De repente tudo voltou a mudar. Estava outra vez junto ao resguardo da paragem de autocarros. Notou que o banco corrido já tinha sido reposto no seu lugar.
«Ah... é senhor.»
Das cinco mulheres só estava presente uma. A mais atraente de todas.
«Pois sou. Continua à espera do autocarro?»
«Infelizmente. Por acaso sabe o horário?»
«Não, não sei. Passei por aqui e...»
Não completou a frase. O tom de voz da mulher pô-lo de imediato de sobreaviso. Pareceu-lhe ser a mulher que o visitou quando estava deitado na cama e pediu para não acender a luz.
Achou-a atraente.
«É ela! Veio ter comigo à cama e fizemos amor...» Pensou.
«Como assim?»
«Assim como?»
«Alguma vez eu ia consigo para a cama? Tenho metade da sua idade, meu amigo. Caia em si, seu predador!»
«Mas...»
Notou o sorriso irónica da mulher.
«Estava só a brincar.»
«Fiquei preocupado. Mas ia jurar...»
«Quer sentar-se ao meu lado?»
Agradeceu e sentou-se ao lado da desconhecida. Ficou na expectativa.
«Moro lá para cima. No local das palmeiras.» Disse ele.
Virou-se e não viu as palmeiras.
«Desculpe. Mas deve ser ainda mais para cima.»
«Tanto faz. Não tenciono visitá-lo.»
«Não?» pensou.
«Deixe-se de dúvidas e chegue-se mais para cá. Descanse que não o como.»
«Pois não. Já nos comemos.» Admitiu, mas em pensamento.
«E depois?, não gostou?»
«É ela! Lê-me os pensamentos...»
«Pois leio. Disse-te que ia andando por aqui, mas foste tu quem veio ao meu encontro. Atraio-te assim tanto?»
«Bom, para falar verdade...»
Estavam com os rostos quase a tocar-se e era inevitável acontecer. As bocas colaram-se num beijo longo, mais gostoso que o sabor a morangos silvestres. Um beijo tão longo e delicioso que desejou não ter fim.
Com o canto do olho viu o autocarro a aproximar-se. Parecia que nunca mais chegava. Estaria parado, sem tempo, como acontecia no horizonte de eventos?

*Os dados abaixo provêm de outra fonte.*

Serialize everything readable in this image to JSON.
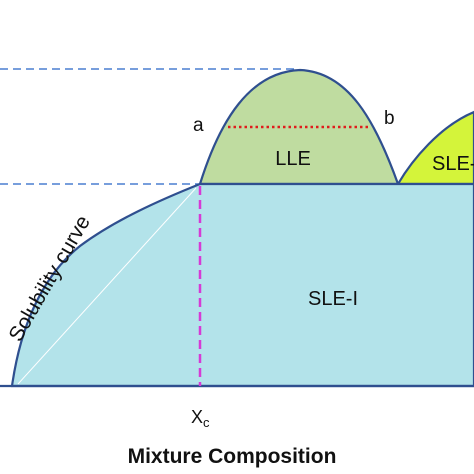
{
  "diagram": {
    "regions": {
      "lle": "LLE",
      "sle_i": "SLE-I",
      "sle_ii": "SLE-"
    },
    "points": {
      "a": "a",
      "b": "b"
    },
    "curve_label": "Solubility curve",
    "x_marker": {
      "main": "X",
      "sub": "c"
    },
    "x_axis_title": "Mixture Composition"
  },
  "colors": {
    "sle_i_fill": "#b3e3ea",
    "lle_fill": "#bfdca0",
    "sle_ii_fill": "#d4f43a",
    "outline": "#2f4f8f",
    "guide_dashed": "#4a7fd0",
    "xc_marker": "#d63ad6",
    "tie_line": "#e01c1c",
    "axis": "#2f4f8f"
  }
}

O homem de bata branca, com um estetoscópio pendurado ao pescoço, estava sentado à secretária e olhava muito sério para ele. Voltou a não gostar do seu aspeto. Daquele rosto muito vermelho, dos óculos de armação grosseira, da calvície acentuada e principalmente daquele olhar penetrante, diabólico, que parecia perfurá-lo.
«Finalmente!» exclamou.
Premiu uma campainha sobre a secretária e apareceu quase de imediato a auxiliar de saúde a quem o Ricardo perguntara onde era a casa de banho.
«Que fazemos a ele, doutor?»
Naquele momento passou-lhe pela cabeça que o louco era o médico, embora pudesse ser só aparência. Os psiquiatras tinham sempre ar de loucos.
«Olha, leva-o para a casa escura.»
Casa escura? Tinha que encontrar um estratagema...
«É para já, doutor.»
Mas não sabia o que fazer. Como fugir daquele manicómio onde o médico e a auxiliar eram os verdadeiros loucos? Estava no sítio errado e à hora errada.
«Mas antes põe-lhe o colete, Clotilde.»
«Ah sim nunca se sabe.»
Teve uma reação brusca e correu para a porta que atravessou sem a abrir. Já estava no corredor e teve um momento de hesitação. Momento que lhe foi fatal. Tinha de novo na sua frente o médico que o olhava com uma expressão agora ainda mais estranha.
«Julgavas que escapavas?»
«Você é que está louco! Lou.....co...»

«Vens comigo?»
«Sim, vou.»
«Olha, ficamos no fundo do autocarro. O banco corrido não tem ninguém.»
Pôs-se logo a sonhar. Os dois, no fundo do autocarro. Ia ser bonito.

Ricardo, que estás aí a fazer aí, sentado na sanita, há tanto tempo?»
«Eu?, aqui?»
«Ainda te constipas, amor. Vem deitar-te.»
Ficou hipnotizado a olhar para a companheira.
«Que é?»
A companheira vestia um robe vermelho, apertado com um cinto da mesma cor. Tentou rever em pensamento a beleza daquele corpo desnudo que o robe escondia. Bastava ela desapertar o cinto.
«Já sei o que queres. Olha...»
Também ela vivia dentro dos seus sonhos?